Riguarda il caso specifico di Provenzano. Ritengo che Provenzano non debba uscire dal regime di 41 bis, ma dal carcere. Infatti il nostro regime prevede una compatibilità tra il carcere e le condizioni di salute. Provenzano è stato giudicato da tre procure diverse come impossibilitato persino a partecipare ad un’udienza, perché incapace di intendere e di volere. E il nostro ordinamento prevede che chi è incapace di intendere e di volere non può stare in carcere. Una delle implicazioni dell’incapacità di intendere è l’essere incapace di nuocere consapevolmente all’altro: quindi non potrebbe più fare attività criminale.
Al di là del caso specifico, volete abolire il carcere anche per i mafiosi?

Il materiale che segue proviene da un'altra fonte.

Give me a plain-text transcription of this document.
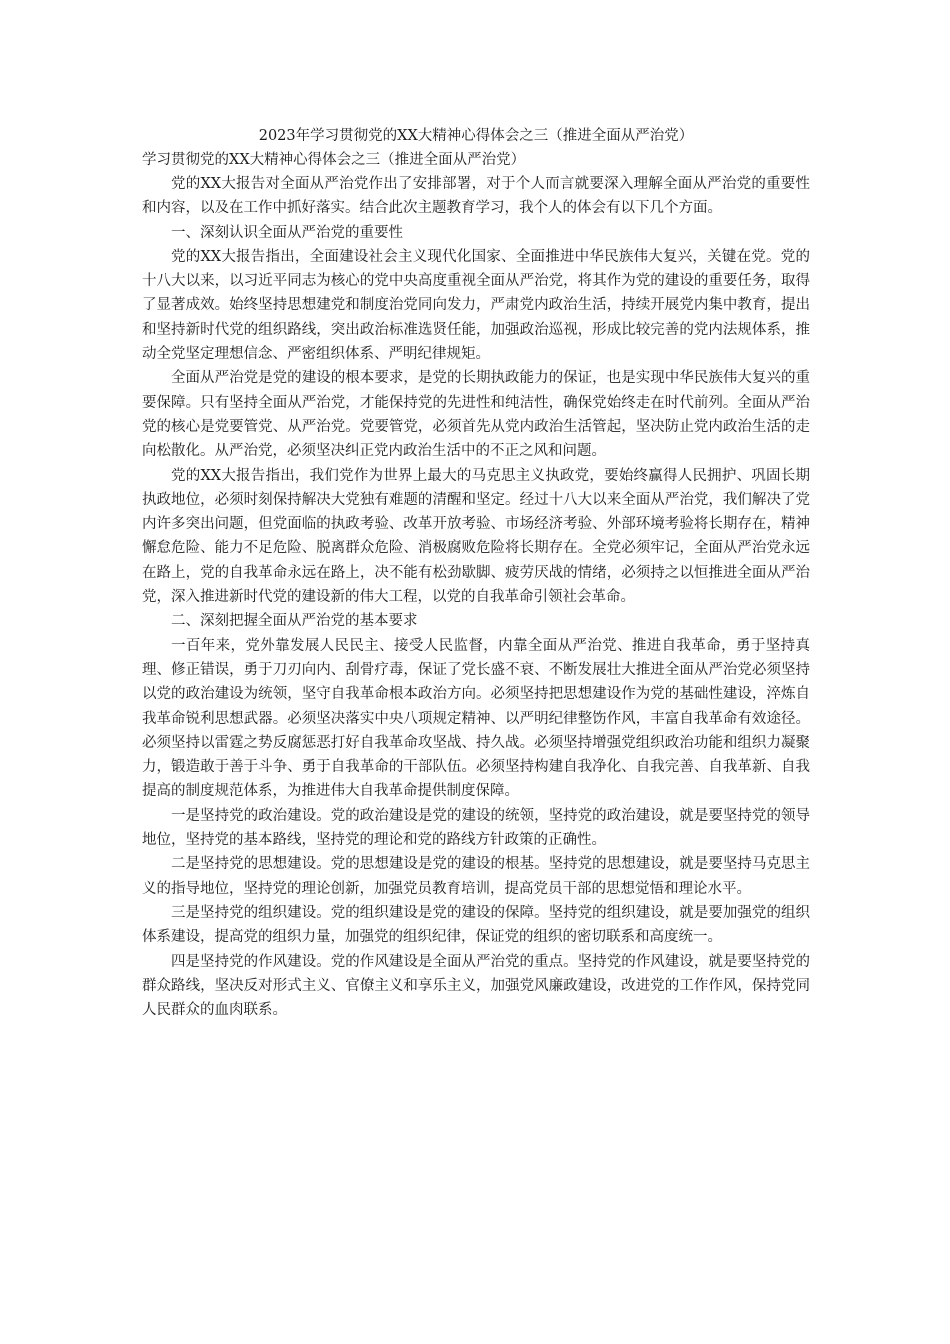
2023年学习贯彻党的XX大精神心得体会之三（推进全面从严治党）

学习贯彻党的XX大精神心得体会之三（推进全面从严治党）

党的XX大报告对全面从严治党作出了安排部署，对于个人而言就要深入理解全面从严治党的重要性和内容，以及在工作中抓好落实。结合此次主题教育学习，我个人的体会有以下几个方面。

一、深刻认识全面从严治党的重要性

党的XX大报告指出，全面建设社会主义现代化国家、全面推进中华民族伟大复兴，关键在党。党的十八大以来，以习近平同志为核心的党中央高度重视全面从严治党，将其作为党的建设的重要任务，取得了显著成效。始终坚持思想建党和制度治党同向发力，严肃党内政治生活，持续开展党内集中教育，提出和坚持新时代党的组织路线，突出政治标准选贤任能，加强政治巡视，形成比较完善的党内法规体系，推动全党坚定理想信念、严密组织体系、严明纪律规矩。

全面从严治党是党的建设的根本要求，是党的长期执政能力的保证，也是实现中华民族伟大复兴的重要保障。只有坚持全面从严治党，才能保持党的先进性和纯洁性，确保党始终走在时代前列。全面从严治党的核心是党要管党、从严治党。党要管党，必须首先从党内政治生活管起，坚决防止党内政治生活的走向松散化。从严治党，必须坚决纠正党内政治生活中的不正之风和问题。

党的XX大报告指出，我们党作为世界上最大的马克思主义执政党，要始终赢得人民拥护、巩固长期执政地位，必须时刻保持解决大党独有难题的清醒和坚定。经过十八大以来全面从严治党，我们解决了党内许多突出问题，但党面临的执政考验、改革开放考验、市场经济考验、外部环境考验将长期存在，精神懈怠危险、能力不足危险、脱离群众危险、消极腐败危险将长期存在。全党必须牢记，全面从严治党永远在路上，党的自我革命永远在路上，决不能有松劲歇脚、疲劳厌战的情绪，必须持之以恒推进全面从严治党，深入推进新时代党的建设新的伟大工程，以党的自我革命引领社会革命。

二、深刻把握全面从严治党的基本要求

一百年来，党外靠发展人民民主、接受人民监督，内靠全面从严治党、推进自我革命，勇于坚持真理、修正错误，勇于刀刃向内、刮骨疗毒，保证了党长盛不衰、不断发展壮大推进全面从严治党必须坚持以党的政治建设为统领，坚守自我革命根本政治方向。必须坚持把思想建设作为党的基础性建设，淬炼自我革命锐利思想武器。必须坚决落实中央八项规定精神、以严明纪律整饬作风，丰富自我革命有效途径。必须坚持以雷霆之势反腐惩恶打好自我革命攻坚战、持久战。必须坚持增强党组织政治功能和组织力凝聚力，锻造敢于善于斗争、勇于自我革命的干部队伍。必须坚持构建自我净化、自我完善、自我革新、自我提高的制度规范体系，为推进伟大自我革命提供制度保障。

一是坚持党的政治建设。党的政治建设是党的建设的统领，坚持党的政治建设，就是要坚持党的领导地位，坚持党的基本路线，坚持党的理论和党的路线方针政策的正确性。

二是坚持党的思想建设。党的思想建设是党的建设的根基。坚持党的思想建设，就是要坚持马克思主义的指导地位，坚持党的理论创新，加强党员教育培训，提高党员干部的思想觉悟和理论水平。

三是坚持党的组织建设。党的组织建设是党的建设的保障。坚持党的组织建设，就是要加强党的组织体系建设，提高党的组织力量，加强党的组织纪律，保证党的组织的密切联系和高度统一。

四是坚持党的作风建设。党的作风建设是全面从严治党的重点。坚持党的作风建设，就是要坚持党的群众路线，坚决反对形式主义、官僚主义和享乐主义，加强党风廉政建设，改进党的工作作风，保持党同人民群众的血肉联系。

No. Ma secondo l’amministrazione penitenziaria, la percentuale di detenuti socialmente pericolosi è tra l’8 e il 10 per cento. Parliamo al massimo di 5.500 persone su circa 55 mila persone oggi detenute. Ci accontenteremmo di liberare dal carcere gli altri 49.500 detenuti. Siamo consapevoli di avanzare una proposta molto radicale, ma non siamo mica scemi: non stiamo dicendo di liberare Riina, ma di partire dal “detenuto massa”.
Chi è?
Nella massa, il 25-30 per cento dei detenuti sono o tossicomani o persone legate al mercato della droga: il tossicomane ovviamente dovrebbe stare ovunque eccetto che in carcere. Per circa 12 mila persone le misure dovrebbero essere allora le comunità di recupero o i domiciliari. Per le persone legate ai piccoli e medi traffici di droga, un’altra decina di migliaia di persone, il sistema sanzionatorio è abnorme e prevede pene eccessivamente alte, che potrebbero essere ridotte. Sempre nella “massa” c’è un’altra grossa fetta di persone detenute, tra il 20 e il 30 per cento, che sta in carcere per un illecito amministrativo. Si tratta ad esempio di persone arrestate perché clandestine, quelle per intenderci che arrivano sui barconi e non hanno i documenti. Oppure, dato che non hanno i documenti, commettono piccoli furti. Anche per queste persone si può prevedere una depenalizzazione. Il punto è che il carcere oggi è un’agenzia di stratificazione sociale.
Cioè?
È un sistema che accoglie e riproduce le diseguaglianze economiche. Il carcere ha assunto il ruolo di “surrogato”, svolgendo le funzioni di cura o di assistenza che il welfare oggi non svolge o svolge male. Così in carcere cresce il numero di coloro che sono alcolisti, malati di mente, senza fissa dimora o colpiti dalla crisi. È in modo assai considerevole la “prigione dei poveri”. È su quest’aspetto che col nostro libro chiediamo di intervenire.
Volete anche depenalizzare la maggior parte dei 35 mila reati previsti dal codice penale. Pensate che queste proposte potranno mai diventare legge?
Rispondo con un numero. In Francia finisce in carcere il 24 per cento dei condannati. Gli altri sono sottoposti solo a sanzioni. Non stiamo quindi parlando di una proposta utopica. Serve una volontà politica e devo ammettere che ultimamente si è cautamente manifestata. Il ministro Andrea Orlando ha una volontà riformatrice solida. Esattamente una settimana fa si è impegnato a eliminare il problema dei bambini in carcere sotto i 3 anni. È un passo avanti: ora lo aspettiamo al varco.